Les nouvelles modalités du programme pour la période 2025-2028 ne permettraient pas de corriger cette situation. Elles continuent de s’appuyer sur les aides versées les années précédentes, alors que les coûts augmentent rapidement. De plus, l’imposition de plafonds de 4 % et de 5 % à certaines enveloppes limite l’accès à des fonds jugés essentiels par les élus municipaux.

« Nous sommes surpris, mais aussi attristés d’entendre que près du tiers de l’enveloppe du PADTC demeurerait inutilisé, alors que certains territoires envisagent de mettre fin à leurs services de transport collectif et que d’autres ont subi des hausses de coûts de plus de 130 % en un an, sans aide supplémentaire », souligne le président de la TREMBSL, Bruno Paradis, également préfet de la MRC de La Mitis.

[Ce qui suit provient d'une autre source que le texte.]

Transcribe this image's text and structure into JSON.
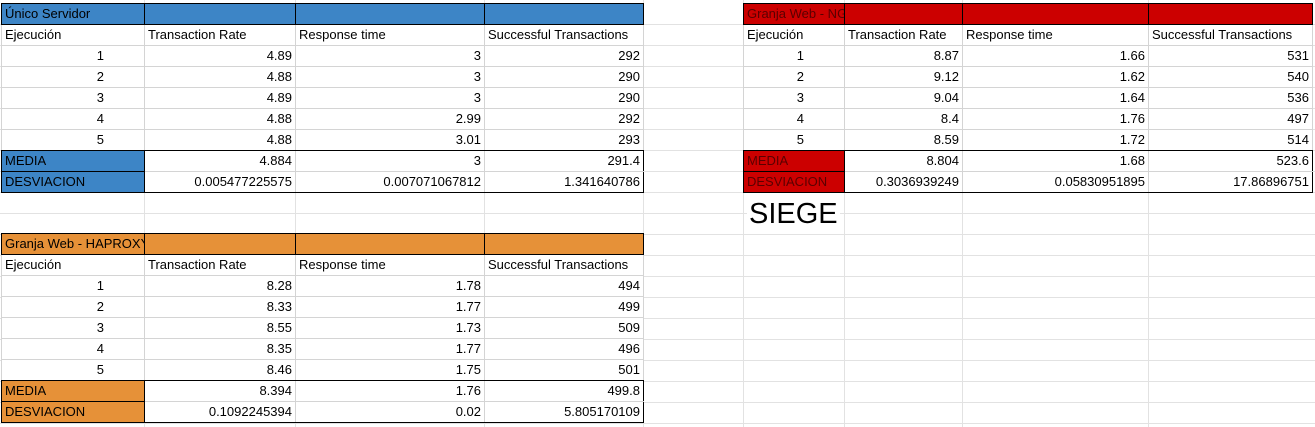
{
  "colors": {
    "blue": "#3d85c6",
    "red": "#cc0000",
    "orange": "#e69138",
    "gridline": "#e2e2e2"
  },
  "siege_label": "SIEGE",
  "tables": {
    "unico": {
      "title": "Único Servidor",
      "headers": [
        "Ejecución",
        "Transaction Rate",
        "Response time",
        "Successful Transactions"
      ],
      "rows": [
        [
          "1",
          "4.89",
          "3",
          "292"
        ],
        [
          "2",
          "4.88",
          "3",
          "290"
        ],
        [
          "3",
          "4.89",
          "3",
          "290"
        ],
        [
          "4",
          "4.88",
          "2.99",
          "292"
        ],
        [
          "5",
          "4.88",
          "3.01",
          "293"
        ]
      ],
      "media": [
        "MEDIA",
        "4.884",
        "3",
        "291.4"
      ],
      "desviacion": [
        "DESVIACION",
        "0.005477225575",
        "0.007071067812",
        "1.341640786"
      ]
    },
    "nginx": {
      "title": "Granja Web - NGINX",
      "headers": [
        "Ejecución",
        "Transaction Rate",
        "Response time",
        "Successful Transactions"
      ],
      "rows": [
        [
          "1",
          "8.87",
          "1.66",
          "531"
        ],
        [
          "2",
          "9.12",
          "1.62",
          "540"
        ],
        [
          "3",
          "9.04",
          "1.64",
          "536"
        ],
        [
          "4",
          "8.4",
          "1.76",
          "497"
        ],
        [
          "5",
          "8.59",
          "1.72",
          "514"
        ]
      ],
      "media": [
        "MEDIA",
        "8.804",
        "1.68",
        "523.6"
      ],
      "desviacion": [
        "DESVIACION",
        "0.3036939249",
        "0.05830951895",
        "17.86896751"
      ]
    },
    "haproxy": {
      "title": "Granja Web - HAPROXY",
      "headers": [
        "Ejecución",
        "Transaction Rate",
        "Response time",
        "Successful Transactions"
      ],
      "rows": [
        [
          "1",
          "8.28",
          "1.78",
          "494"
        ],
        [
          "2",
          "8.33",
          "1.77",
          "499"
        ],
        [
          "3",
          "8.55",
          "1.73",
          "509"
        ],
        [
          "4",
          "8.35",
          "1.77",
          "496"
        ],
        [
          "5",
          "8.46",
          "1.75",
          "501"
        ]
      ],
      "media": [
        "MEDIA",
        "8.394",
        "1.76",
        "499.8"
      ],
      "desviacion": [
        "DESVIACION",
        "0.1092245394",
        "0.02",
        "5.805170109"
      ]
    }
  }
}
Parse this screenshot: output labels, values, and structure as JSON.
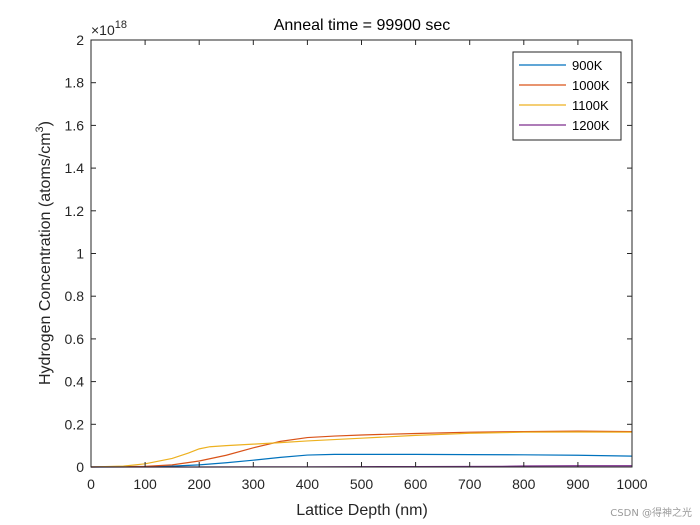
{
  "chart_data": {
    "type": "line",
    "title": "Anneal time = 99900 sec",
    "xlabel": "Lattice Depth (nm)",
    "ylabel_main": "Hydrogen Concentration (atoms/cm",
    "ylabel_sup": "3",
    "ylabel_close": ")",
    "exponent_base": "×10",
    "exponent_power": "18",
    "xlim": [
      0,
      1000
    ],
    "ylim": [
      0,
      2
    ],
    "xticks": [
      0,
      100,
      200,
      300,
      400,
      500,
      600,
      700,
      800,
      900,
      1000
    ],
    "xtick_labels": [
      "0",
      "100",
      "200",
      "300",
      "400",
      "500",
      "600",
      "700",
      "800",
      "900",
      "1000"
    ],
    "yticks": [
      0,
      0.2,
      0.4,
      0.6,
      0.8,
      1,
      1.2,
      1.4,
      1.6,
      1.8,
      2
    ],
    "ytick_labels": [
      "0",
      "0.2",
      "0.4",
      "0.6",
      "0.8",
      "1",
      "1.2",
      "1.4",
      "1.6",
      "1.8",
      "2"
    ],
    "legend_position": "top-right",
    "series": [
      {
        "name": "900K",
        "color": "#0072BD",
        "x": [
          0,
          100,
          150,
          200,
          250,
          300,
          350,
          400,
          450,
          500,
          600,
          700,
          800,
          900,
          1000
        ],
        "y": [
          0,
          0.001,
          0.004,
          0.01,
          0.02,
          0.032,
          0.045,
          0.056,
          0.059,
          0.059,
          0.059,
          0.058,
          0.057,
          0.055,
          0.051
        ]
      },
      {
        "name": "1000K",
        "color": "#D95319",
        "x": [
          0,
          100,
          150,
          200,
          250,
          300,
          350,
          400,
          450,
          500,
          600,
          700,
          800,
          900,
          1000
        ],
        "y": [
          0,
          0.003,
          0.01,
          0.028,
          0.055,
          0.09,
          0.12,
          0.138,
          0.145,
          0.15,
          0.157,
          0.163,
          0.166,
          0.168,
          0.166
        ]
      },
      {
        "name": "1100K",
        "color": "#EDB120",
        "x": [
          0,
          60,
          100,
          150,
          180,
          200,
          220,
          250,
          300,
          350,
          400,
          500,
          600,
          700,
          800,
          900,
          1000
        ],
        "y": [
          0,
          0.004,
          0.015,
          0.04,
          0.065,
          0.085,
          0.095,
          0.1,
          0.107,
          0.114,
          0.122,
          0.135,
          0.148,
          0.158,
          0.163,
          0.164,
          0.163
        ]
      },
      {
        "name": "1200K",
        "color": "#7E2F8E",
        "x": [
          0,
          200,
          400,
          600,
          760,
          800,
          900,
          1000
        ],
        "y": [
          0,
          0,
          0.001,
          0.002,
          0.003,
          0.005,
          0.006,
          0.006
        ]
      }
    ]
  },
  "watermark": "CSDN @得神之光"
}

Il rappelle qu’en 2024, les MRC de la région recevaient un montant maximal de 13,50 $ par déplacement, alors que le coût moyen pouvait atteindre jusqu’à 55 $ dans certains territoires. « Les montants sont plafonnés et non indexés depuis 2019. Cela explique en grande partie l’écart croissant entre les besoins réels et l’aide accordée », ajoute-t-il.

La TREMBSL questionne également l’existence de soldes récurrents au programme, affirmant que plusieurs demandes d’aide pour soutenir les services de la Régie de transport du Bas-Saint-Laurent sont demeurées sans réponse au fil des ans.

L’organisation réitère l’importance d’un financement mieux adapté à la réalité des régions afin d’assurer la pérennité et l’accessibilité des services de transport collectif.